Le pigment est resté un matériau souvent utilisé par l’artiste qui accorde à la couleur une importance rare chez les sculpteurs. Il a pu le déposer à l’intérieur de cavités creusées dans la pierre, contribuant ainsi à créer un vide mystérieux que le spectateur ne sait comment appréhender. De même, lorsqu’il utilise des miroirs courbes et polis sur de grandes dimensions, comme par exemple le Sky mirror, l’architecture ou le paysage qui s’y reflètent traduisent un monde instable et changeant, déconstruisant l’espace environnant. Homi K. Bhabha a pu parler à leur sujet d’ «oeuvres insaisissables».

La fascination que l’on peut éprouver face à ces sculptures, va de pair avec un sentiment d’inquiétante étrangeté. «Je ne veux pas réaliser une sculpture qui ne soit qu’une forme, cela ne m’intéresse pas vraiment. Ce que je veux faire, c’est une sculpture qui traite de la croyance, de la passion ou de l’expérience» a déclaré Kapoor.

Exposer le vide, insister sur les contrastes, expérimenter de nouveaux matériaux en prenant parfois le risque d’une certaine violence dans le résultat caractérisent la sculpture de Kapoor. Attiré par tout ce qui se rattache au corps, il s’intéresse à la face cachée des objets, au négatif de la forme. Le spectateur est parfois invité à pénétrer dans les sculptures qui se présentent alors comme des architectures, à en vivre l’intériorité et à voir révélés leurs surprenants espaces dissimulés depuis l’extérieur.

L’expérience à laquelle il aspire, l’artiste peut aussi la proposer avec des matériaux chargés comme la cire grasse de couleur rouge sang qui renvoie à la chair et aux entrailles. Tel est le cas de Shooting into the corner, une sculpture-installation-performance qui sera montrée en France pour la première fois. Evocatrice sans jamais figurer la réalité, la sculpture de Kapoor est « paysage du corps ». Les oppositions entre le brut et le poli, le plein et le vide, la masse et l’absence de masse caractérisent sa démarche.

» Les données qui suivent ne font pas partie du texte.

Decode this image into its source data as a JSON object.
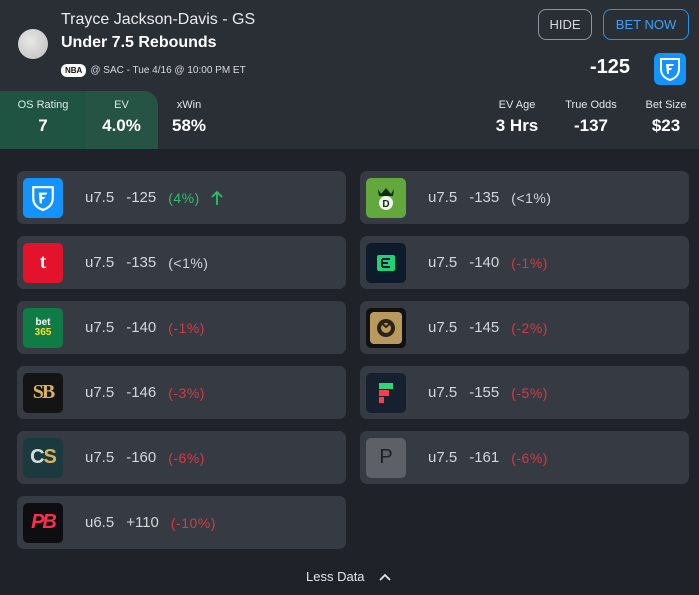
{
  "header": {
    "player": "Trayce Jackson-Davis - GS",
    "market": "Under 7.5 Rebounds",
    "league": "NBA",
    "game_info": "@ SAC - Tue 4/16 @ 10:00 PM ET",
    "hide_label": "HIDE",
    "bet_now_label": "BET NOW",
    "odds": "-125",
    "book_icon": "fanduel-icon"
  },
  "stats": {
    "os_rating": {
      "label": "OS Rating",
      "value": "7"
    },
    "ev": {
      "label": "EV",
      "value": "4.0%"
    },
    "xwin": {
      "label": "xWin",
      "value": "58%"
    },
    "ev_age": {
      "label": "EV Age",
      "value": "3 Hrs"
    },
    "true_odds": {
      "label": "True Odds",
      "value": "-137"
    },
    "bet_size": {
      "label": "Bet Size",
      "value": "$23"
    }
  },
  "books": [
    {
      "icon": "fanduel-icon",
      "line": "u7.5",
      "odds": "-125",
      "ev": "(4%)",
      "tone": "pos",
      "color": "#1493ff"
    },
    {
      "icon": "draftkings-icon",
      "line": "u7.5",
      "odds": "-135",
      "ev": "(<1%)",
      "tone": "neutral",
      "color": "#63a83c"
    },
    {
      "icon": "tipico-icon",
      "line": "u7.5",
      "odds": "-135",
      "ev": "(<1%)",
      "tone": "neutral",
      "color": "#e3132b"
    },
    {
      "icon": "espnbet-icon",
      "line": "u7.5",
      "odds": "-140",
      "ev": "(-1%)",
      "tone": "neg",
      "color": "#0d1b2a"
    },
    {
      "icon": "bet365-icon",
      "line": "u7.5",
      "odds": "-140",
      "ev": "(-1%)",
      "tone": "neg",
      "color": "#0f7b45"
    },
    {
      "icon": "betmgm-icon",
      "line": "u7.5",
      "odds": "-145",
      "ev": "(-2%)",
      "tone": "neg",
      "color": "#b89a5e"
    },
    {
      "icon": "superbook-icon",
      "line": "u7.5",
      "odds": "-146",
      "ev": "(-3%)",
      "tone": "neg",
      "color": "#141414"
    },
    {
      "icon": "fliff-icon",
      "line": "u7.5",
      "odds": "-155",
      "ev": "(-5%)",
      "tone": "neg",
      "color": "#16202e"
    },
    {
      "icon": "caesars-icon",
      "line": "u7.5",
      "odds": "-160",
      "ev": "(-6%)",
      "tone": "neg",
      "color": "#1b3a3f"
    },
    {
      "icon": "pointsbet-p-icon",
      "line": "u7.5",
      "odds": "-161",
      "ev": "(-6%)",
      "tone": "neg",
      "color": "#5d6167",
      "letter": "P"
    },
    {
      "icon": "prizepicks-icon",
      "line": "u6.5",
      "odds": "+110",
      "ev": "(-10%)",
      "tone": "neg",
      "color": "#0e0e12"
    }
  ],
  "footer": {
    "toggle_label": "Less Data"
  }
}
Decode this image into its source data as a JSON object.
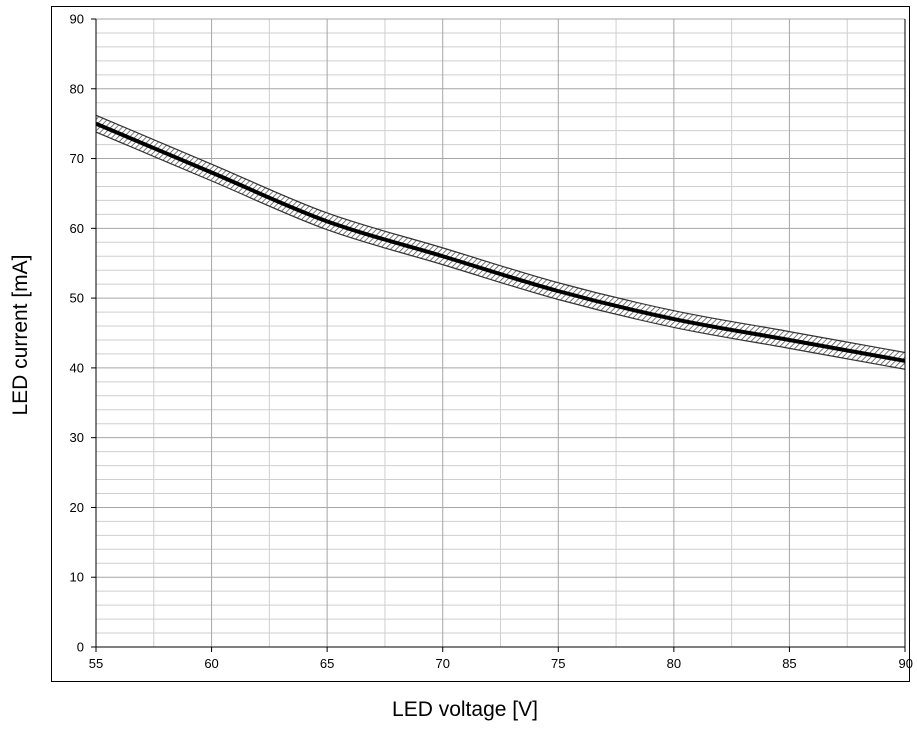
{
  "chart_data": {
    "type": "line",
    "title": "",
    "xlabel": "LED voltage [V]",
    "ylabel": "LED current [mA]",
    "xlim": [
      55,
      90
    ],
    "ylim": [
      0,
      90
    ],
    "x_ticks": [
      "55",
      "60",
      "65",
      "70",
      "75",
      "80",
      "85",
      "90"
    ],
    "y_ticks": [
      "0",
      "10",
      "20",
      "30",
      "40",
      "50",
      "60",
      "70",
      "80",
      "90"
    ],
    "grid": true,
    "legend": "none",
    "series": [
      {
        "x": [
          55,
          60,
          65,
          70,
          75,
          80,
          85,
          90
        ],
        "y": [
          75.0,
          68.0,
          61.0,
          56.0,
          51.0,
          47.0,
          44.0,
          41.0
        ],
        "band": 1.2
      }
    ],
    "colors": {
      "line": "#000000",
      "major_grid": "#a6a6a6",
      "minor_grid": "#cfcfcf",
      "band_hatch": "#555555"
    }
  }
}
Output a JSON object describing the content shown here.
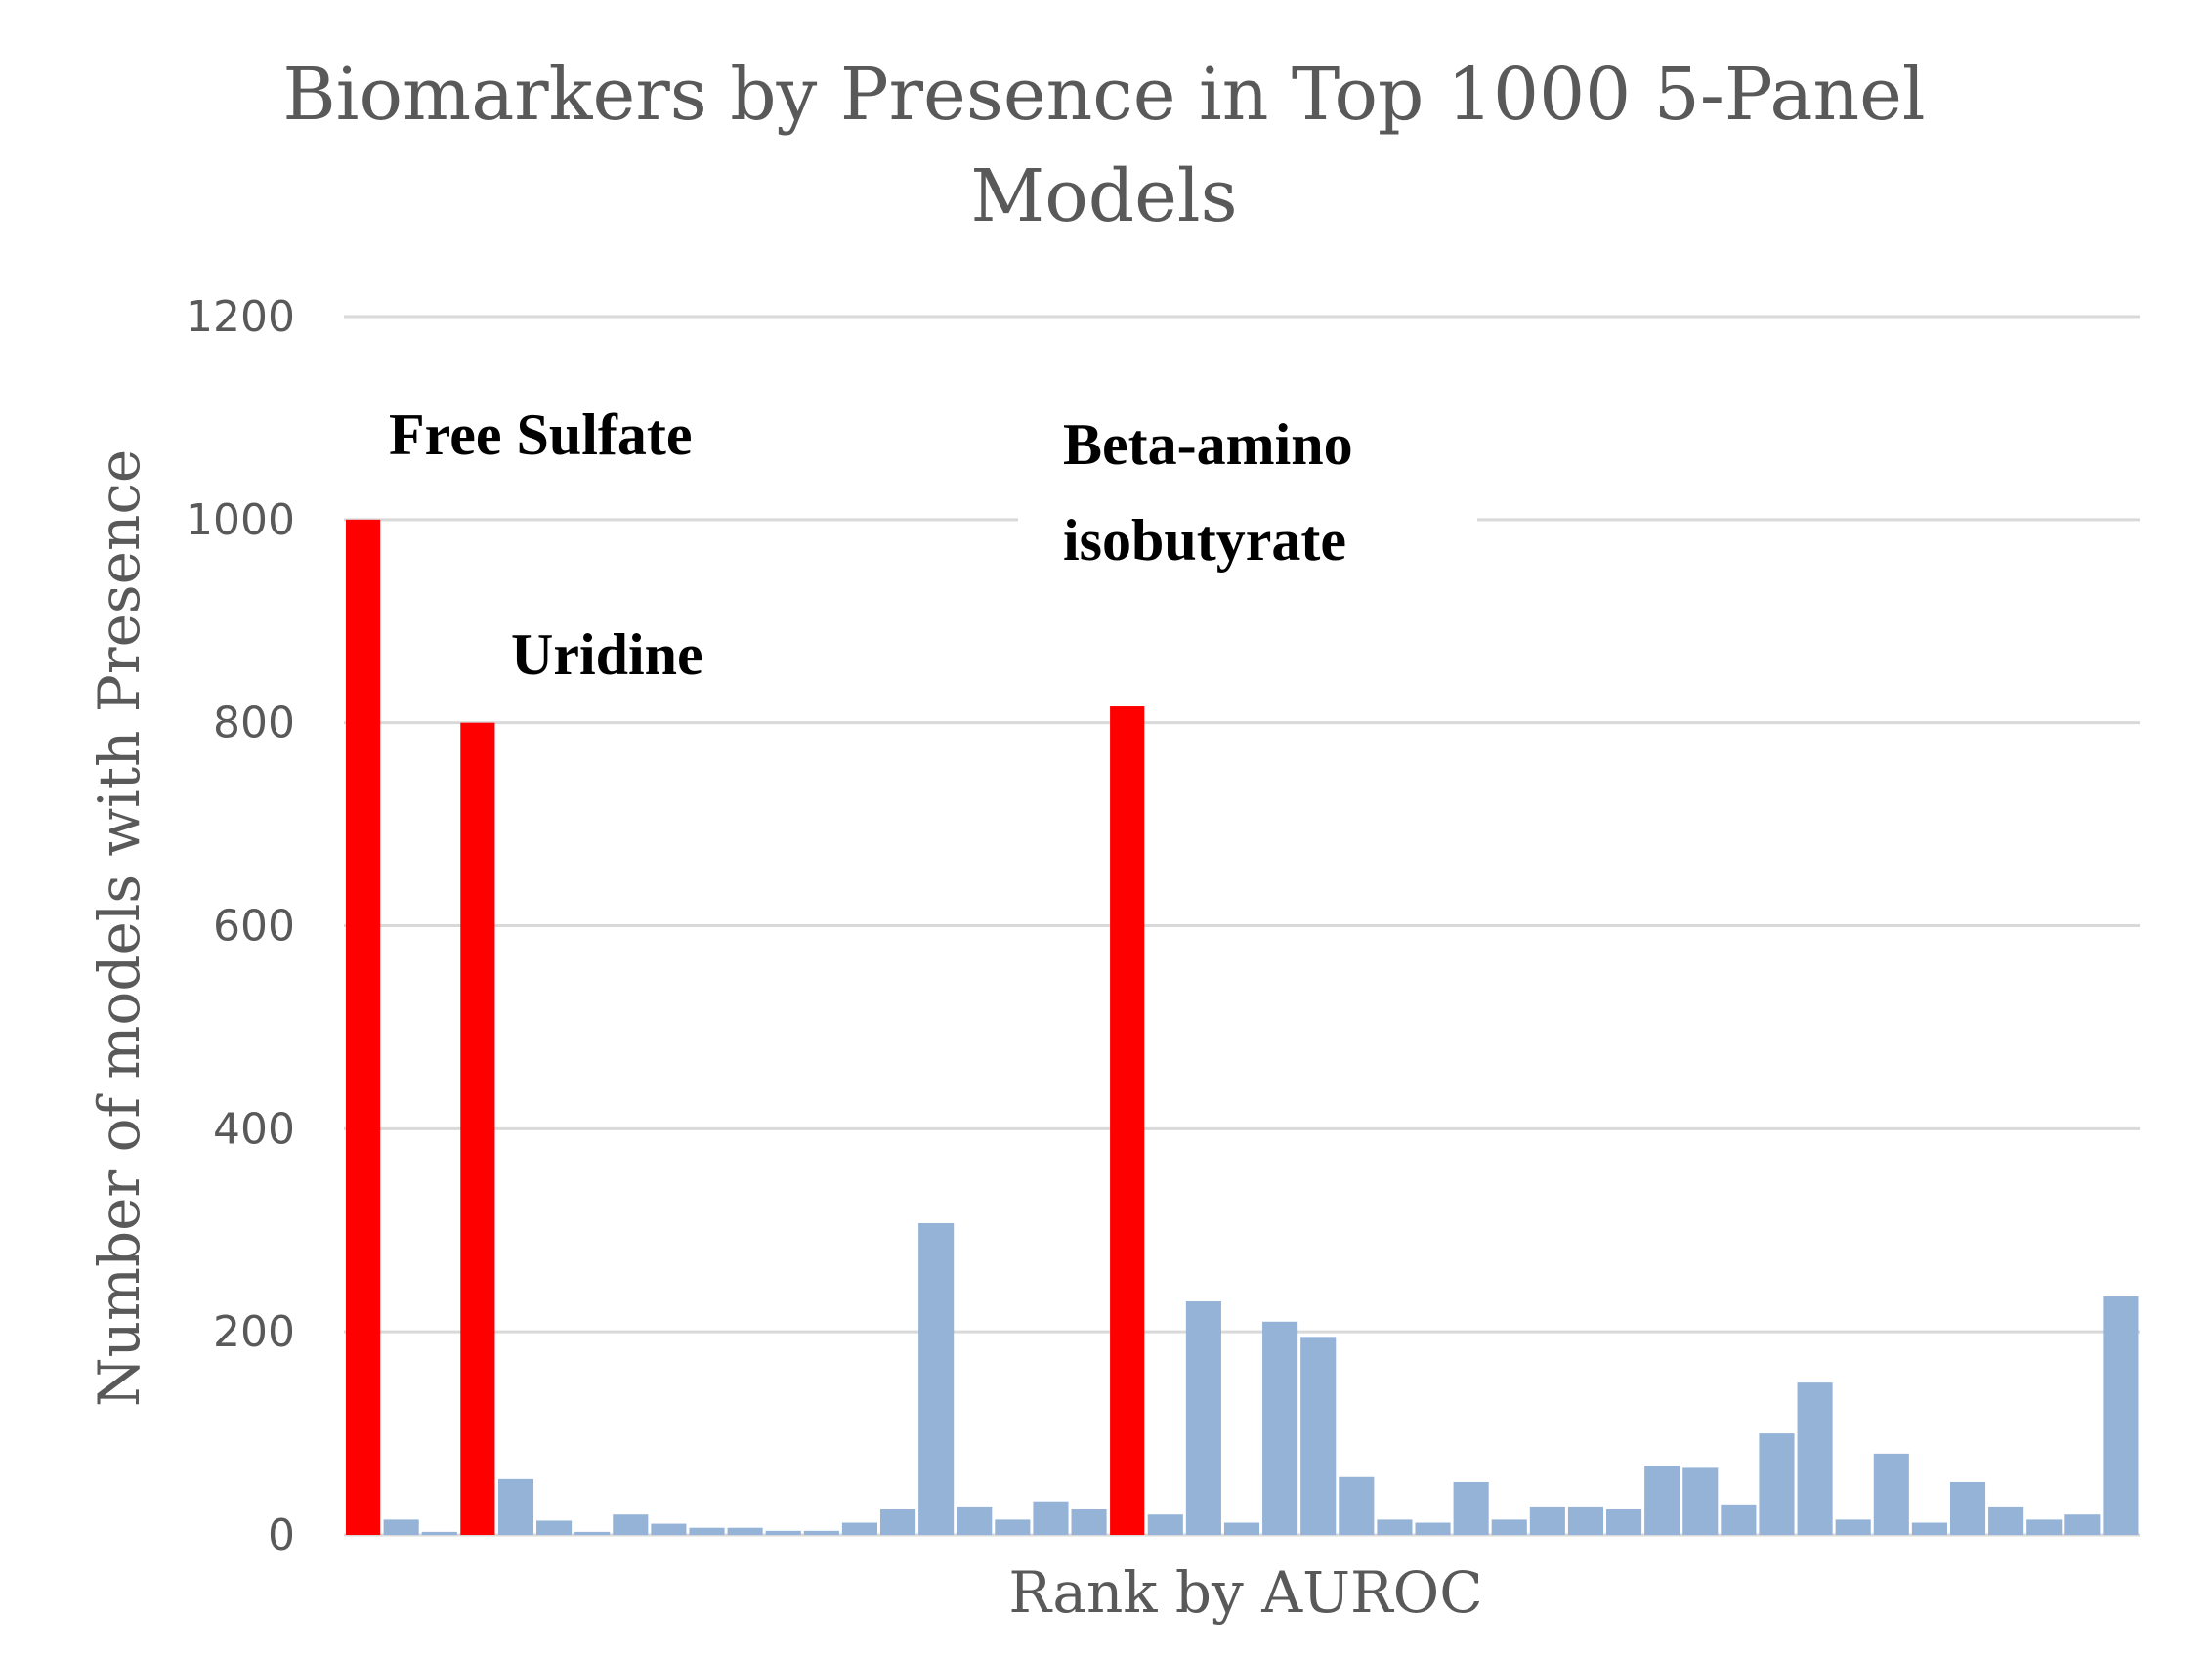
{
  "chart_data": {
    "type": "bar",
    "title_line1": "Biomarkers by Presence in Top 1000 5-Panel",
    "title_line2": "Models",
    "xlabel": "Rank by AUROC",
    "ylabel": "Number of models with Presence",
    "ylim": [
      0,
      1200
    ],
    "yticks": [
      "0",
      "200",
      "400",
      "600",
      "800",
      "1000",
      "1200"
    ],
    "grid": true,
    "colors": {
      "highlight": "#ff0000",
      "default": "#95b3d7",
      "grid": "#d9d9d9",
      "text": "#595959"
    },
    "values": [
      1000,
      15,
      3,
      800,
      55,
      14,
      3,
      20,
      11,
      7,
      7,
      4,
      4,
      12,
      25,
      307,
      28,
      15,
      33,
      25,
      816,
      20,
      230,
      12,
      210,
      195,
      57,
      15,
      12,
      52,
      15,
      28,
      28,
      25,
      68,
      66,
      30,
      100,
      150,
      15,
      80,
      12,
      52,
      28,
      15,
      20,
      235
    ],
    "highlighted": [
      0,
      3,
      20
    ],
    "annotations": [
      {
        "lines": [
          "Free Sulfate"
        ],
        "bar_index": 0
      },
      {
        "lines": [
          "Uridine"
        ],
        "bar_index": 3
      },
      {
        "lines": [
          "Beta-amino",
          "isobutyrate"
        ],
        "bar_index": 20
      }
    ]
  }
}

Artiste de la monumentalité, dont les réalisations dans des espaces publics sont déjà nombreuses et particulièrement frappantes, de Chicago à Jérusalem, Kapoor aborde Versailles avec ambition et lucidité, reprenant à travers les sculptures rassemblées quelques uns des thèmes qui ont alimenté l’imaginaire des siècles qui se sont écoulés dans ces lieux : la magie des ruines, l’énergie des eaux mouvantes, la force symbolique du soleil, le secret des bosquets, le reflet des miroirs, la conquête de la liberté.